U.S. securities regulators are adopting new measures to combat extraordinary stock market volatility.
The U.S. Securities and Exchange Commission (SEC) Friday approved two proposals submitted by the national securities exchanges and the industry self-regulatory organization, the Financial Industry Regulatory Authority (FINRA), that are designed to address extraordinary volatility in individual securities and the broader stock market.
The initiatives include a ‘limit up-limit down’ mechanism that prevents trades in individual exchange-listed stocks from occurring outside of a specified price band; and, and update to the existing market-wide circuit breakers, lowering the threshold for triggering the circuit breakers, and shortening the resulting trading halts.
The new limit up-limit down mechanism will replace the existing single-stock circuit breakers that were introduced in response to the flash crash of May 2010, when markets suddenly plunged sharply before quickly recovering. The changes to the market-wide circuit breakers also aim to address the volatility that was witnessed that day.
Canadian regulators are also considering changes to the existing market circuit breakers in Canada. Earlier this year, they adopted single-stock circuit breakers; and, the Investment Industry Regulatory Organization of Canada also recently initiated a consultation on new market thresholds to prevent so-called “fat finger” orders from reaching the market.
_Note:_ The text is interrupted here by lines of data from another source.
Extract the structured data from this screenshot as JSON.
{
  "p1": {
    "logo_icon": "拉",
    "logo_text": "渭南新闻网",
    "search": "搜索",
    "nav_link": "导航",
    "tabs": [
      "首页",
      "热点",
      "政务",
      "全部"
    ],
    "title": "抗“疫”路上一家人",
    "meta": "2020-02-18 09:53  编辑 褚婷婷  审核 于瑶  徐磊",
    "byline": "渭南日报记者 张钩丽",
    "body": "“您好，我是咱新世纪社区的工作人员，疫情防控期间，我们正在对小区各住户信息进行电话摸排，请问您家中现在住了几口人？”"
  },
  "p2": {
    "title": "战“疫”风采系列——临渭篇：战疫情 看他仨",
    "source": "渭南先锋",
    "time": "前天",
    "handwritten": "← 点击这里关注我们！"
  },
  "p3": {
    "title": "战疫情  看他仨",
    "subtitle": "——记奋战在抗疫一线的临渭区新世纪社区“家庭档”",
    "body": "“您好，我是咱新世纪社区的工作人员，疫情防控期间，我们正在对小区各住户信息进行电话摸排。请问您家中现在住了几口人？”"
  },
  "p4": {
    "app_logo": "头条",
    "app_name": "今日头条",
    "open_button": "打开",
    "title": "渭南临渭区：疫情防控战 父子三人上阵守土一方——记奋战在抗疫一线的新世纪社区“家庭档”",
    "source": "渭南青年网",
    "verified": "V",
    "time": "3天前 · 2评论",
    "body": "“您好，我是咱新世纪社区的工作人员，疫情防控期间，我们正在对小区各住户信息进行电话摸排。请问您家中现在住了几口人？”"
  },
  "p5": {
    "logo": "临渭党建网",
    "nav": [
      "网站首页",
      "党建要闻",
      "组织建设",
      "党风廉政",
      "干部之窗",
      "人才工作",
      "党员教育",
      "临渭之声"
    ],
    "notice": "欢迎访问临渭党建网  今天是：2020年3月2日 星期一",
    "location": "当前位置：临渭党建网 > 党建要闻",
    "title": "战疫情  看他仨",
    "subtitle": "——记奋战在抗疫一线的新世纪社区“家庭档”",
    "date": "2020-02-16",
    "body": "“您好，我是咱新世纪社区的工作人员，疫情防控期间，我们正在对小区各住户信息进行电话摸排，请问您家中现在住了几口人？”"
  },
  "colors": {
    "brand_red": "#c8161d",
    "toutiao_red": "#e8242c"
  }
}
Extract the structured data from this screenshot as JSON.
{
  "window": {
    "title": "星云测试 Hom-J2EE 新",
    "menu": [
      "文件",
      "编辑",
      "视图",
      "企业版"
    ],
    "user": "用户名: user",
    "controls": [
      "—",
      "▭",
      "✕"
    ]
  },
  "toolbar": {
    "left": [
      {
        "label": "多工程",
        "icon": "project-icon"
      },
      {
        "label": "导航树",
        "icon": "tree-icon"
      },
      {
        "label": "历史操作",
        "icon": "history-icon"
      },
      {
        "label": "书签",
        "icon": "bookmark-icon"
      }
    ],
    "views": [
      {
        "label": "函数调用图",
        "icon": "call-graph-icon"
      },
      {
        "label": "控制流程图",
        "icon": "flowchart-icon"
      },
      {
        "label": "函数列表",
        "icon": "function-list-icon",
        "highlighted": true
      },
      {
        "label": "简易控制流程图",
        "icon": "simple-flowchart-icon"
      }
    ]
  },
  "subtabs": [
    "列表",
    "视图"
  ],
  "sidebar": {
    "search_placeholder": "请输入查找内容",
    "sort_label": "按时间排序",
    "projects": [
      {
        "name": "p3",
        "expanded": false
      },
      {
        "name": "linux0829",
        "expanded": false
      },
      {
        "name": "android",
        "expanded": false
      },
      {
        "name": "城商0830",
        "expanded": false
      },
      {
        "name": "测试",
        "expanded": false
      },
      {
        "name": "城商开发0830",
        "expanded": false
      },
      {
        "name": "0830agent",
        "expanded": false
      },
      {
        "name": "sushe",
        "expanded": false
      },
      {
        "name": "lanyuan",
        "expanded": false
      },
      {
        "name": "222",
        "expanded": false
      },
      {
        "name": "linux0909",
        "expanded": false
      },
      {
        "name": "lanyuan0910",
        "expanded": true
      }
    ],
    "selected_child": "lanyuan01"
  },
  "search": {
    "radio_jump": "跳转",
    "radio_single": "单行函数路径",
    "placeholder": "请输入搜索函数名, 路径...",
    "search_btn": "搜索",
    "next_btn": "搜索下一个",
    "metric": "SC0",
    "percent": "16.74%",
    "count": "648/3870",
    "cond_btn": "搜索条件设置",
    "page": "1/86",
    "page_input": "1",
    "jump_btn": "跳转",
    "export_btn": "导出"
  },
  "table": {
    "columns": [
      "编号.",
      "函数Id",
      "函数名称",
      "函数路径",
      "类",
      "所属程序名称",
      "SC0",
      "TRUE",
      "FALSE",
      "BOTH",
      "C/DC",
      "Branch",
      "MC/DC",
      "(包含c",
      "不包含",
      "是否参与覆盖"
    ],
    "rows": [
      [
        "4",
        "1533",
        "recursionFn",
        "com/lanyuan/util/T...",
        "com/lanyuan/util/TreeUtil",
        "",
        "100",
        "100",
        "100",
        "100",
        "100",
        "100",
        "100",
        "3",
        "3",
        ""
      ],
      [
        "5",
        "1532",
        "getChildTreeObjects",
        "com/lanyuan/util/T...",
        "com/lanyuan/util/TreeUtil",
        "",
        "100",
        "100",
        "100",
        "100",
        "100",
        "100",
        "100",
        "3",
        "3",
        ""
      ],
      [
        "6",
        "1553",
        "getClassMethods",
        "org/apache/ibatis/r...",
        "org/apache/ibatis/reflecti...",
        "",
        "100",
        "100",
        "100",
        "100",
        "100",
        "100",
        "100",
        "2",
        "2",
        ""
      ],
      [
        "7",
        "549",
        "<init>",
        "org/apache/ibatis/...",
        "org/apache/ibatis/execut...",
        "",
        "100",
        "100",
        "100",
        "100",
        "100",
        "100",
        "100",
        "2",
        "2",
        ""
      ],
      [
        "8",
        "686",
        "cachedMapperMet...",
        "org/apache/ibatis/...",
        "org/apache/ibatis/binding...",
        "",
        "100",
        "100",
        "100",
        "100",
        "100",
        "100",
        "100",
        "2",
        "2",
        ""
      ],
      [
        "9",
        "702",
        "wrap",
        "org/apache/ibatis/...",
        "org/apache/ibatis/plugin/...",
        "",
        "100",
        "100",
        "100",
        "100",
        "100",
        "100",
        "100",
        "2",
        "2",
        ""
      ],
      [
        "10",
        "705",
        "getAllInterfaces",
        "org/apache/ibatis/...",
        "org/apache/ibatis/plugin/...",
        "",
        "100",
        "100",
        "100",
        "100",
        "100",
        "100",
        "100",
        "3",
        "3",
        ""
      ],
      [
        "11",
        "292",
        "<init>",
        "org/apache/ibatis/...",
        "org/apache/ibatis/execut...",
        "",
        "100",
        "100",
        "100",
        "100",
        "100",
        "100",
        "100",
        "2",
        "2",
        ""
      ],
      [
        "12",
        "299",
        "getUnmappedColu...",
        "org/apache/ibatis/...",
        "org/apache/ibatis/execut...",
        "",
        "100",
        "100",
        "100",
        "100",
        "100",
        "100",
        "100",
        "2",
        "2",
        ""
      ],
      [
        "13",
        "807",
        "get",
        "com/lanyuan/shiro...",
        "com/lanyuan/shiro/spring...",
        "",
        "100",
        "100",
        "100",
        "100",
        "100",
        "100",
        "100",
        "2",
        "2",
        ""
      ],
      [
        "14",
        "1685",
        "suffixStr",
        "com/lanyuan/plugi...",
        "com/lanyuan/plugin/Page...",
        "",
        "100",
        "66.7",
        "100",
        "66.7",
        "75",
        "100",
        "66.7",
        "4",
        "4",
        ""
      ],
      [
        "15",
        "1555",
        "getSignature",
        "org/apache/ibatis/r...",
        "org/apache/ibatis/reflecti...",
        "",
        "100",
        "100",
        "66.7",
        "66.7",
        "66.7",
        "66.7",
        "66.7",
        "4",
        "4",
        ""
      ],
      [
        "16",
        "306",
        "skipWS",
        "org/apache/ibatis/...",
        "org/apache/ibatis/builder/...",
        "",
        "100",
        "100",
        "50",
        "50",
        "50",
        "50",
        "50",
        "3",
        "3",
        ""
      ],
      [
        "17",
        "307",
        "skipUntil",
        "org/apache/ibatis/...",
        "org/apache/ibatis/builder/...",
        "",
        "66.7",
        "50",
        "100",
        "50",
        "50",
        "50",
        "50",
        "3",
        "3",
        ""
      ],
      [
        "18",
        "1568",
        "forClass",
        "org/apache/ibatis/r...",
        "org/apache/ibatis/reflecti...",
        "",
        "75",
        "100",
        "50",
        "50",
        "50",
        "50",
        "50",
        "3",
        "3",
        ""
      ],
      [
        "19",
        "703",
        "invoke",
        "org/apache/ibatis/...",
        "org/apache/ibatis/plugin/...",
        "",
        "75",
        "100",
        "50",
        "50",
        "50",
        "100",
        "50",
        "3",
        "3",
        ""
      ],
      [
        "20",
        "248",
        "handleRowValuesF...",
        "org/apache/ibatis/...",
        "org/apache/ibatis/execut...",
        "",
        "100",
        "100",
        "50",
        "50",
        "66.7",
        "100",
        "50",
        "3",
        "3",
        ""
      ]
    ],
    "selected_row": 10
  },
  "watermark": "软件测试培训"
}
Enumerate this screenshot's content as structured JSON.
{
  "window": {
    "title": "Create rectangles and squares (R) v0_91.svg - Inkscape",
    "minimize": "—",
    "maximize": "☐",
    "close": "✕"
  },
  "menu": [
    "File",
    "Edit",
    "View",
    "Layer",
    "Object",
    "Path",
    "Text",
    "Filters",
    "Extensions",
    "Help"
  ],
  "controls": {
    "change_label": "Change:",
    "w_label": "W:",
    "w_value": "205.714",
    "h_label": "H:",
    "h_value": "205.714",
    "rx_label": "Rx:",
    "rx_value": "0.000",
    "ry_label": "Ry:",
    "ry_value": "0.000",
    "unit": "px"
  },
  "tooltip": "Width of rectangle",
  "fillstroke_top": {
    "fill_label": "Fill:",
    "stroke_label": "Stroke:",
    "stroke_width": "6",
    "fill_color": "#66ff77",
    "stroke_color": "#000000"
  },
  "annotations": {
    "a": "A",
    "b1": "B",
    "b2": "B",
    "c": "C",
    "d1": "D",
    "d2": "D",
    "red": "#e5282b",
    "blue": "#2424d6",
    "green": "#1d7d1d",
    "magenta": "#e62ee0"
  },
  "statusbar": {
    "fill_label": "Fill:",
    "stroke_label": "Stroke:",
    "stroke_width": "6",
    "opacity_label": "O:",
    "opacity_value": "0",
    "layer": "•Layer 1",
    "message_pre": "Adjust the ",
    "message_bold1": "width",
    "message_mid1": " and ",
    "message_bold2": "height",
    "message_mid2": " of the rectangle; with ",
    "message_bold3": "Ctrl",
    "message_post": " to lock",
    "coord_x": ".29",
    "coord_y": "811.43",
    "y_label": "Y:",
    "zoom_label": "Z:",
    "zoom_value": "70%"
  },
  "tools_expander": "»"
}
In the US, both proposals have been approved for a one-year pilot period, during which the exchanges, FINRA, and the SEC will assess their operation, and consider whether any modifications are appropriate. The changes are to be implemented by February 4, 2013.
The SEC notes that its staff is also considering whether additional measures may be needed, including establishing a consolidated audit trail system to better track orders and trades in securities across the national market system.
“The initiatives we approved are the product of a significant effort to devise a sophisticated, yet workable and effective way to protect our markets from excessive volatility,” said SEC chairman, Mary Schapiro. “In today’s complex electronic markets, we need an automated and appropriately calibrated way to pause or limit trading if prices move too far too fast.”
“The commission, along with the exchanges and FINRA, will be closely monitoring the operation of the new limit up-limit down and market-wide circuit breaker processes during the pilot period to make sure any rules approved on a permanent basis are as effective as they can be,” she added.